Learn from Summerland
Dear editor: The public meeting scheduled for Jan. 30, to allow Peachlanders an opportunity to tell City Council what they think about the proposed language changes to the city’s official community plan could also be an acid test on how people are going to vote in the October municipal election.
The people of Summerland have been fighting a long-running battle with their town hall to protect the district from a number of proposed developments they absolutely do not want.
The mayor and council became involved with a developer who was going to build a seven-storey building, that would save the town from certain economic starvation.
Then the town aggressively lobbied the province to locate a 378-cell provincial correctional center right in the heart of Summerland, completely oblivious to the will of the people who did not want a jail in their back yard.

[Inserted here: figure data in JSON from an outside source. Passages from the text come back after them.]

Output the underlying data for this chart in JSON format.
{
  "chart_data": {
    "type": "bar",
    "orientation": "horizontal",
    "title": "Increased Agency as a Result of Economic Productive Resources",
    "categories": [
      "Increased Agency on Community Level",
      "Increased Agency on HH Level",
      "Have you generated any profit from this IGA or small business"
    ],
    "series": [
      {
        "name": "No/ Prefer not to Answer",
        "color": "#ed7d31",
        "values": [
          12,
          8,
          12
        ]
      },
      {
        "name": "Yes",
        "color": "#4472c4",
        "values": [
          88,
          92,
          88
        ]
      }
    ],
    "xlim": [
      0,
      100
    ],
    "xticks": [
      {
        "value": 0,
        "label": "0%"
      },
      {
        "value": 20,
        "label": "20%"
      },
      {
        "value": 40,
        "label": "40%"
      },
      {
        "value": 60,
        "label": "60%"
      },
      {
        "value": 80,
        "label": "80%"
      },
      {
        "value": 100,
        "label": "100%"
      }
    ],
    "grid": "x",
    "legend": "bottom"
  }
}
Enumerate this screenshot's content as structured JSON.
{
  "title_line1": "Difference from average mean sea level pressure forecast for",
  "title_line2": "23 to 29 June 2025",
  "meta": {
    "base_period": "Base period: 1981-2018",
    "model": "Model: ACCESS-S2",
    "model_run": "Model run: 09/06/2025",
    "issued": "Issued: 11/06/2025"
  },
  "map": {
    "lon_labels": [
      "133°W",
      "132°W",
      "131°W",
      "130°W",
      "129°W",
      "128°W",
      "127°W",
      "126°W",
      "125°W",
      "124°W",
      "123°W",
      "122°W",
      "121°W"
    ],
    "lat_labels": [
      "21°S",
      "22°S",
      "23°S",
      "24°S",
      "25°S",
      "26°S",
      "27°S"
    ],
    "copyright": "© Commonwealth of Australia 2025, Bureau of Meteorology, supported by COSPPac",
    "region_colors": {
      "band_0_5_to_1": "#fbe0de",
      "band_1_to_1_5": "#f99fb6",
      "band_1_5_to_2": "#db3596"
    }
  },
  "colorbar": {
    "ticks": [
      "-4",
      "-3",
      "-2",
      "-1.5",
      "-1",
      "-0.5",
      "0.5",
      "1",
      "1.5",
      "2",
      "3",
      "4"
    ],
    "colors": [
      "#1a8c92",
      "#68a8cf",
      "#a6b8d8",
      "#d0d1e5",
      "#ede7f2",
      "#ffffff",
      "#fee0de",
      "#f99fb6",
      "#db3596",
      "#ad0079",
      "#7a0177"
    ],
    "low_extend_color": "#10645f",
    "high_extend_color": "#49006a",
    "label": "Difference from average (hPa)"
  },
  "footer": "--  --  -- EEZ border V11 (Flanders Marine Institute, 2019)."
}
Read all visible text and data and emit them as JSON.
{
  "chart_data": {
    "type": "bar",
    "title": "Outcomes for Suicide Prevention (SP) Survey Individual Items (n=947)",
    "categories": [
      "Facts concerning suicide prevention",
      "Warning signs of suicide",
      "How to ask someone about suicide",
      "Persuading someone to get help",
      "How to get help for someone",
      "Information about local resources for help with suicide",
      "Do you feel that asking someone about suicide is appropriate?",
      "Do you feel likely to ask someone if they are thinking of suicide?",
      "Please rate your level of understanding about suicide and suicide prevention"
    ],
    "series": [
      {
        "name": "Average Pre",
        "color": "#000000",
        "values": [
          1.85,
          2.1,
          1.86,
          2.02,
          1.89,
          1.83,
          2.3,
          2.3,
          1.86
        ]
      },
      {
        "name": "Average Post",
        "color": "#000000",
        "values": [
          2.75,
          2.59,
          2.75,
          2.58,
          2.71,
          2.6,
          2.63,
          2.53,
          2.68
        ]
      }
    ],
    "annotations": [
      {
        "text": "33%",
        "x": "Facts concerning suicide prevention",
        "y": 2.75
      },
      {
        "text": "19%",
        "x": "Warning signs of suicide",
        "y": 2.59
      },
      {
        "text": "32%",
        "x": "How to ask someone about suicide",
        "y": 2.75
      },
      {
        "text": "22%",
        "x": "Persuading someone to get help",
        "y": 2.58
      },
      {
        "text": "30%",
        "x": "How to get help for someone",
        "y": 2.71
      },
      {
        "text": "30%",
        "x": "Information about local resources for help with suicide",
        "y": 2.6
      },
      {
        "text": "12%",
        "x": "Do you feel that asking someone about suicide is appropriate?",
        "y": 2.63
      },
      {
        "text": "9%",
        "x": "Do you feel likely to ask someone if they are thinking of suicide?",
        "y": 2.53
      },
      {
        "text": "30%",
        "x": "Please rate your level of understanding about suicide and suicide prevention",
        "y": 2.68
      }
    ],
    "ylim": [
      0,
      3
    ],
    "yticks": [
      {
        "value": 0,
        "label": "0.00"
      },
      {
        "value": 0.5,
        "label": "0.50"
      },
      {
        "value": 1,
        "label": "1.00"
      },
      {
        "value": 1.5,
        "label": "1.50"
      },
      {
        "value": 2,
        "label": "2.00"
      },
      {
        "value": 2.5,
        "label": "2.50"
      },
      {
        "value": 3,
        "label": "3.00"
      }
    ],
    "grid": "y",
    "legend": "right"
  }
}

Another developer came along, and the town wanted to remove a large parcel of good quality farmland from the ALR to accommodate the developer, in exchange for a piece of land that had previously been removed from the ALR because it was not suitable for farm land.
The people attended the public forums in good faith, to express their opposition to all of those proposals.
There were at times more than 300 people at those meetings, telling the town what they did and did not want, and council consistently turned a deaf ear.
The Summerland mayor had the good grace to not seek re-election well ahead of the 2014 election to allow the people an opportunity to canvass the community for candidates.
The voters recognized the need for continuity and elected a two-term city councillor as mayor.
None of the incumbent town councillors were re-elected.